The box contained the charger, a usb cable and a instruction sheet.







The charger is usb powered with a micro usb input.







There is only one button and a couple of leds. The button will change selected current, default is 0.5A.









During power on all the leds will shortly turn on. During charge the blue leds are animated and only one green led is on.







The specifications are on the bottom of the charger, but rather hard to read.







The charger uses the classic slider construction and will handle batteries from 28mm to 70.4mm, this will give problem with the longest protected cells.













The charger can handle up to 70mm long batteries,







Measurements

  • Power consumption from usb when idle with no batteries is 13mA

  • Below 0.5V the charger will not detect a battery

  • Between 0.5 and 2.8V the charger will charge with low current

  • Above 2.8V the charger will use full current.

  • Will restart charging if voltage drops below 4.15V, but it may need some time to react.

  • Will restart charging if battery is inserted or power cycled.




Nice CC/CV charge curve with a 70mA termination current



Oops, the charger voltage is way to high on this slot.

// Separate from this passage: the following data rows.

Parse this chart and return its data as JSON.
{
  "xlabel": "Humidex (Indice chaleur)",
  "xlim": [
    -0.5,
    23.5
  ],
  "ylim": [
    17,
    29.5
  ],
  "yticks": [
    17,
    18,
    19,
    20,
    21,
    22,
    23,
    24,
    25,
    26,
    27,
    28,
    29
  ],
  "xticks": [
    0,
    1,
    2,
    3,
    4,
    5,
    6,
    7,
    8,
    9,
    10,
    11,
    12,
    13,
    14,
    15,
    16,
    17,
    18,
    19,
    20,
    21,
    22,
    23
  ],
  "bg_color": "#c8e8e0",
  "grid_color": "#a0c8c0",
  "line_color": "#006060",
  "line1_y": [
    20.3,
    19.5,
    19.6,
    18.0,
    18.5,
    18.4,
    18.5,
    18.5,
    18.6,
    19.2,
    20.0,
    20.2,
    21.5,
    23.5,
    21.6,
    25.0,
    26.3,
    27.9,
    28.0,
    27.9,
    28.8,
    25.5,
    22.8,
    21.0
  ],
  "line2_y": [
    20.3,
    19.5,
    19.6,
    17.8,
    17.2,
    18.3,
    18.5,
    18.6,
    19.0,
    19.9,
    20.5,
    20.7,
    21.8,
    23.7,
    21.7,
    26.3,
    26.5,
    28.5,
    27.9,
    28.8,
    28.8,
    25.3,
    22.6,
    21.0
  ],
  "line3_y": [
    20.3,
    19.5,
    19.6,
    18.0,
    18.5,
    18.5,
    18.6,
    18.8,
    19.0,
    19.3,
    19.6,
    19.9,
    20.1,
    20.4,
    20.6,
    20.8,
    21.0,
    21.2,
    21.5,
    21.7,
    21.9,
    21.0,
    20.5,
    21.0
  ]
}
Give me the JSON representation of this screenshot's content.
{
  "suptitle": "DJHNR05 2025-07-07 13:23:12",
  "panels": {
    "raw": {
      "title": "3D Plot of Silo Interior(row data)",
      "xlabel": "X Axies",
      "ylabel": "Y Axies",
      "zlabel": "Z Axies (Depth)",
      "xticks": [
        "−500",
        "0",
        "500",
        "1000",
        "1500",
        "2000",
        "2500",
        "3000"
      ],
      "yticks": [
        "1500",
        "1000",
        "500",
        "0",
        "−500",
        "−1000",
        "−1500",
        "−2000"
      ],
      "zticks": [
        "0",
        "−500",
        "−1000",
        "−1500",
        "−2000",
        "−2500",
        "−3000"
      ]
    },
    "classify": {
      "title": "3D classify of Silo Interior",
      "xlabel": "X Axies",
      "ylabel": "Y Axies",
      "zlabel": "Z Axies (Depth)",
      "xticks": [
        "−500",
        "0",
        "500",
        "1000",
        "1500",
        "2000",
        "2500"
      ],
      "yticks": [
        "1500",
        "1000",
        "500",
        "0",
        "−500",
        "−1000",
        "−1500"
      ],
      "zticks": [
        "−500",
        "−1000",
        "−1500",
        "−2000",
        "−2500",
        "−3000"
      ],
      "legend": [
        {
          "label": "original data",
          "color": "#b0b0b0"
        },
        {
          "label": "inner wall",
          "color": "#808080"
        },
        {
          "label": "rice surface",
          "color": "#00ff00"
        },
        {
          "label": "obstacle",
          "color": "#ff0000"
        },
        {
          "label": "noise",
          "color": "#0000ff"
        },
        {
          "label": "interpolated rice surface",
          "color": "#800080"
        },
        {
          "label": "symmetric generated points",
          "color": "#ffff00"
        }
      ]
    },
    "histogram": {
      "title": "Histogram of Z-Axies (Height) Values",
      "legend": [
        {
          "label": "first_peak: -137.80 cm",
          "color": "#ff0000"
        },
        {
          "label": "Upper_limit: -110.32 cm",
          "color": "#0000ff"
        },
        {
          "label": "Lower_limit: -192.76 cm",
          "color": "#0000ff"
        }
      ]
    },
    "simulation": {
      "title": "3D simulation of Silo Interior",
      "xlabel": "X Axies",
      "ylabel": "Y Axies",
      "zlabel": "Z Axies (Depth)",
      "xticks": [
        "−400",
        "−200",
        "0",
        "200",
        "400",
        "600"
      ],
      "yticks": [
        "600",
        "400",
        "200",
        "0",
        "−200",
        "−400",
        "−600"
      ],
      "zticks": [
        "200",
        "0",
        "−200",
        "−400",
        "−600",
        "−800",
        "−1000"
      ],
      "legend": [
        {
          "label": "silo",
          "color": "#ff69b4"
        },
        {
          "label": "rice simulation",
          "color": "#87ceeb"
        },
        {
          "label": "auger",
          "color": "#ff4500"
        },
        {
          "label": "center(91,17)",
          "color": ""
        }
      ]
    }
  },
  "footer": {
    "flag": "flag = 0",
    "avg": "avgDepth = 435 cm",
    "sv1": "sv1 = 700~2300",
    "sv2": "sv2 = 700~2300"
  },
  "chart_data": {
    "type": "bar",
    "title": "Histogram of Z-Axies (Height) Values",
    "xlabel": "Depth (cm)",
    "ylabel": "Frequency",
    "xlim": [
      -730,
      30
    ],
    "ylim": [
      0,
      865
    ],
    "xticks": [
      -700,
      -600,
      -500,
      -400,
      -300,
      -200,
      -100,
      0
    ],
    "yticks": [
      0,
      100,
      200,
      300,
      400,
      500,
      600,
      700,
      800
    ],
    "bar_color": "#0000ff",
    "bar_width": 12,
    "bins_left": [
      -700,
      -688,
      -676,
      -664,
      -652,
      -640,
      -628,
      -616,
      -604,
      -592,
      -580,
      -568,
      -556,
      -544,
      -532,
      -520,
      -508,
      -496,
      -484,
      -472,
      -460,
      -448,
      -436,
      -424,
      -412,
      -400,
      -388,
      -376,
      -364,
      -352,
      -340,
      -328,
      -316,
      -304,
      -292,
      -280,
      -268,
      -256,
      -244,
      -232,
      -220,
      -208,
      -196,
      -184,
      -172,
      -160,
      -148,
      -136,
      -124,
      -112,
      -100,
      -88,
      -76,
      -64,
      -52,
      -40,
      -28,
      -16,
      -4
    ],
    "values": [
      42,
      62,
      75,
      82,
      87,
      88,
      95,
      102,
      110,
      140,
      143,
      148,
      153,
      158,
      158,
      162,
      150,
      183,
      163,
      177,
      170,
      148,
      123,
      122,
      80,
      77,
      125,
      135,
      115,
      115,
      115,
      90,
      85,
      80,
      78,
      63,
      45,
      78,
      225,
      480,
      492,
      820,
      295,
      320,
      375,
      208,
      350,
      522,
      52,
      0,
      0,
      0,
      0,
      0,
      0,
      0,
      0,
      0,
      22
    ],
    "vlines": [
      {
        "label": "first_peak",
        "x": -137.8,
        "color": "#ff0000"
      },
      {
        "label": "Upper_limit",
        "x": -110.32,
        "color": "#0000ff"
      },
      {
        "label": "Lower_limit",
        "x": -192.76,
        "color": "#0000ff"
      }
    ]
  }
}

The two last slots looks fine enough.




These two cells looks fine.



Even the old cell is charged fine.




No problem with 0.5A charging current.



This old and worn out cells drops significantly in voltage when charging terminates and the charger restart.



I have selected 2A charging current and with one cell in the charger the current is 2A.



This high current cells looks about the same during charging.



With two cells it will only be 1A



And with four cells 0.5A



Adding 0.5ohm resistance in series with the power supply to simulate a long cable or weak supply shows that the charger will reduce usb and charge current, but the charging works fine.


M1: 31.2°C, M2: 32.5°C, M3: 31.9°C, M4: 30.4°C, M5: 33.9°C, M6: 39.6°C, HS1: 44.5°C


HS1: 47.4°C



Being a fairly simple charger I could draw the current profile.



The charger is very fast to start, it needs less than a second.



It is possible to change current at any time.



Conclusion

I like the simple user interface, it is very easy to select current and see how much the batteries are charged. The CC/CV charge curve is good and termination is at a fairly low current

But slot \#2 is problematic with the high charge voltage and for this reason I will only give the charge an acceptable rating.